Trois questions à… Geneviève Bouchard, directrice de la DAI

Geneviève Bouchard

Geneviève Bouchard

Crédit : Amélie Philibert

En 5 secondes

La DAI, qui a reçu ces dernières années considérablement plus de demandes de bourse, poursuit ses efforts pour accroître les activités à l’étranger et lance un nouveau site Web.

Quels sont les objectifs de la Direction des affaires internationales [DAI] dans un avenir rapproché?

En deux ans, nous avons vu une croissance de 26 % des demandes de bourse pour les séjours d’études à l’étranger. Pour la première fois, nous envoyons plus d’étudiants à l’extérieur du pays que nous en recevons. C’est une très bonne nouvelle parce que les étudiants souhaitent vivre des expériences à l’étranger et ils en reconnaissent la valeur pour le développement de leurs compétences et pour leur curriculum vitæ.

Nous souhaitons par conséquent diversifier davantage les expériences offertes aux étudiants. Par exemple, nous voyons une tendance à la création de programmes conjoints et nous pensons que c’est une plus-value incroyable. Nous voulons appuyer les facultés dans ces projets. Nous trouvons aussi important d’encourager toutes les facultés à concevoir des activités à l’étranger. Même celles où les programmes sont moins flexibles parce qu’ils mènent à un titre professionnel.

Dans ces facultés, il est également bénéfique que les étudiants vivent des expériences à l’étranger. L’équipe de la DAI fait d’ailleurs de l’accompagnement sur mesure pour mettre sur pied des activités d’enseignement en dehors du pays. Nous allons en outre travailler à augmenter les échanges avec certains pays, comme la Belgique, alors que le Québec a signé cette année une entente avec la Communauté française de Belgique.

Enfin, avec la collaboration des directions des finances et des technologies de l’information, nous avons fait l’acquisition d’un logiciel de gestion de la mobilité, MoveOn, utilisé par plus de 300 universités dans le monde. C’était l’une de mes priorités lorsque je suis entrée en poste l’an dernier. Cet outil facilitera grandement la gestion des ententes et des dossiers d’échanges, puis permettra d’améliorer l’expérience étudiante. Nous sommes dans la première phase d’implantation, qui durera six mois.
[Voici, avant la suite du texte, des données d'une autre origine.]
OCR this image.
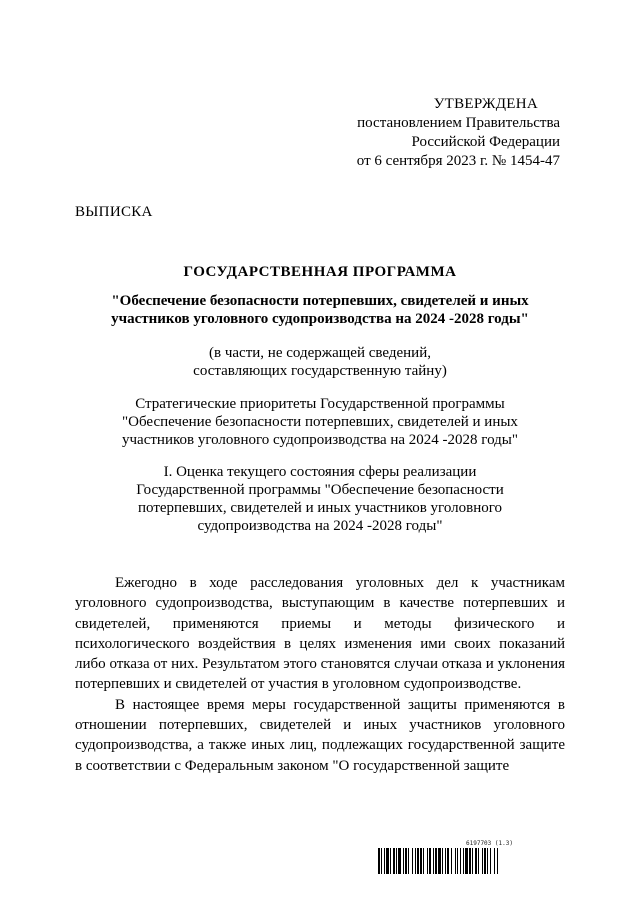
УТВЕРЖДЕНА
постановлением Правительства
Российской Федерации
от 6 сентября 2023 г. № 1454-47
ВЫПИСКА
ГОСУДАРСТВЕННАЯ ПРОГРАММА
"Обеспечение безопасности потерпевших, свидетелей и иных
участников уголовного судопроизводства на 2024 -2028 годы"
(в части, не содержащей сведений,
составляющих государственную тайну)
Стратегические приоритеты Государственной программы
"Обеспечение безопасности потерпевших, свидетелей и иных
участников уголовного судопроизводства на 2024 -2028 годы"
I. Оценка текущего состояния сферы реализации
Государственной программы "Обеспечение безопасности
потерпевших, свидетелей и иных участников уголовного
судопроизводства на 2024 -2028 годы"

Ежегодно в ходе расследования уголовных дел к участникам уголовного судопроизводства, выступающим в качестве потерпевших и свидетелей, применяются приемы и методы физического и психологического воздействия в целях изменения ими своих показаний либо отказа от них. Результатом этого становятся случаи отказа и уклонения потерпевших и свидетелей от участия в уголовном судопроизводстве.

В настоящее время меры государственной защиты применяются в отношении потерпевших, свидетелей и иных участников уголовного судопроизводства, а также иных лиц, подлежащих государственной защите в соответствии с Федеральным законом "О государственной защите

6197703 (1.3)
Vous lancez aussi un nouveau site Web. Qu’apportera-t-il à la communauté de l’UdeM?

Avec ce tout nouveau site Web, nous avons rendu la navigation plus facile et l’information plus claire. Le défi était de répondre à plusieurs catégories d’utilisateurs, soit les professeurs-chercheurs, les étudiants de l’UdeM, les étudiants étrangers et nos partenaires universitaires.

Le nombre d’activités internationales, que ce soit des séjours d’études, des stages ou des activités de recherche et d’enseignement, est en croissance et le nouveau site nous permettra de mieux les mettre en valeur. Je pense par exemple à la communauté de pratique que nous avons créée récemment. Tous les professeurs et le personnel administratif intéressés par les activités internationales peuvent participer aux rencontres. Nous venons d’en organiser une sur la tenue d’écoles hors les murs, le type d’activité en plus forte croissance actuellement.

Quels sont les défis à relever pour atteindre vos objectifs?

Obtenir plus de ressources est notre grand défi. Les activités internationales sont en pleine croissance et c’est une excellente nouvelle, mais l’enveloppe ministérielle pour financer les bourses d’étudiants n’a pas changé depuis 10 ans et elle ne suffit plus.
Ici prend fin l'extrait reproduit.